Third, GCN-M allows generating reliable dynamic graphs from the enriched traffic embeddings, which opens a path for learning robust dynamic graphs under missing value settings. Moreover, the generated dynamic graphs can cooperate with various advanced graph convolution modules (Wu et al. 2020) to improve the model’s performance further.

Last but not least, even though GCN-M is designed for traffic forecasting, it is applicable to wider application domains sharing similar Spatio-temporal characteristics and missing-value scenarios, such as crowd flow forecasting (Xie et al. 2020), weather and air pollution forecasting (Han et al. 2021a; El Hafyani et al. 2022; Abboud et al. 2021), etc. The Spatio-temporal patterns in those data and the missing values caused by the sensor issues or control center errors form similar research problems to this paper.

However, GCN-M does have a limitation in terms of computational efficiency. Table 9 shows the per epoch training time comparison on the full datasets between GCN-M and the baseline models. The one-step processing baseline models are much more efficient than other models. This is basically because of their simple structure without integrating the costly graph convolution modules. GCN-M still performs better than DCRNN, but worse than other forecasting models. This is mainly caused by two factors: 1) generating the enriched traffic embeddings requires a huge computation cost on the attention score’s calculation in the memory module; 2) generating the dynamic graphs for graph convolution requires learning a large number of parameters, thus increasing computation cost. Possible solutions might be to reduce the time complexity for calculating the attention with ProbSparse Attention proposed in Zhong et al. (2021), and to apply more efficient dynamic graph convolution such as graph tensor decomposition (Han et al. 2021b) and node sampling when generating the graphs (Wu et al. 2020).
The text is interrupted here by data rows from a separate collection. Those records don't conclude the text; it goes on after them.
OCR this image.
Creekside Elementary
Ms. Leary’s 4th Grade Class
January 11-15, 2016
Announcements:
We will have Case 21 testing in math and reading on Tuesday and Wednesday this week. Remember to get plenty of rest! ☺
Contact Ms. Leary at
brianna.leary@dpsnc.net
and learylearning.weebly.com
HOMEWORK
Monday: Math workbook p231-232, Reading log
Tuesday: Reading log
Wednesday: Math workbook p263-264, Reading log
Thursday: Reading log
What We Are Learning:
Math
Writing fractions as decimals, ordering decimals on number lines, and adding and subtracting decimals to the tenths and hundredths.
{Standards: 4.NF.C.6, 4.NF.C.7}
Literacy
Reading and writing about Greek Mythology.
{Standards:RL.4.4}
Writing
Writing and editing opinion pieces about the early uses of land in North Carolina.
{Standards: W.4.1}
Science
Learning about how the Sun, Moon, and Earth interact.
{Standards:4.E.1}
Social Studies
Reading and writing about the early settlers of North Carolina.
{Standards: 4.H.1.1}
Table 9 Model efficiency: training time per epoch (s)

6 Conclusion

In this paper, we propose GCN-M, a graph convolutional network-based model for handling complex missing values in traffic forecasting. We studied the complex scenario where missing traffic values occur on both short & long ranges and on partial & entire transportation networks. The enriched traffic embeddings learned by a Spatio-temporal memory module allow handling the complex missing values and constructing dynamic traffic graphs to improve the model’s performance. A joint model optimization is applied to consider missing values and traffic forecasting in one-step processing. We compare GCN-M with the one-step processing models, which are specifically designed for processing incomplete traffic data and the recent advanced traffic forecasting models. The extensive experiments on two benchmark traffic datasets with 12 baselines demonstrate that GCN-M shows a clear advantage under various scenarios of complex missing values, as compared to the advanced traffic forecasting models, while at the same time maintaining comparable performance on complete traffic datasets. These experiments also provide an up-to-date comparison of the traffic forecasting models would it be with or without missing values. In future work, we will explore the aforementioned optimizations to reduce computational costs. From a longer-term perspective, one can consider noisy data or external events that may impact the predictions.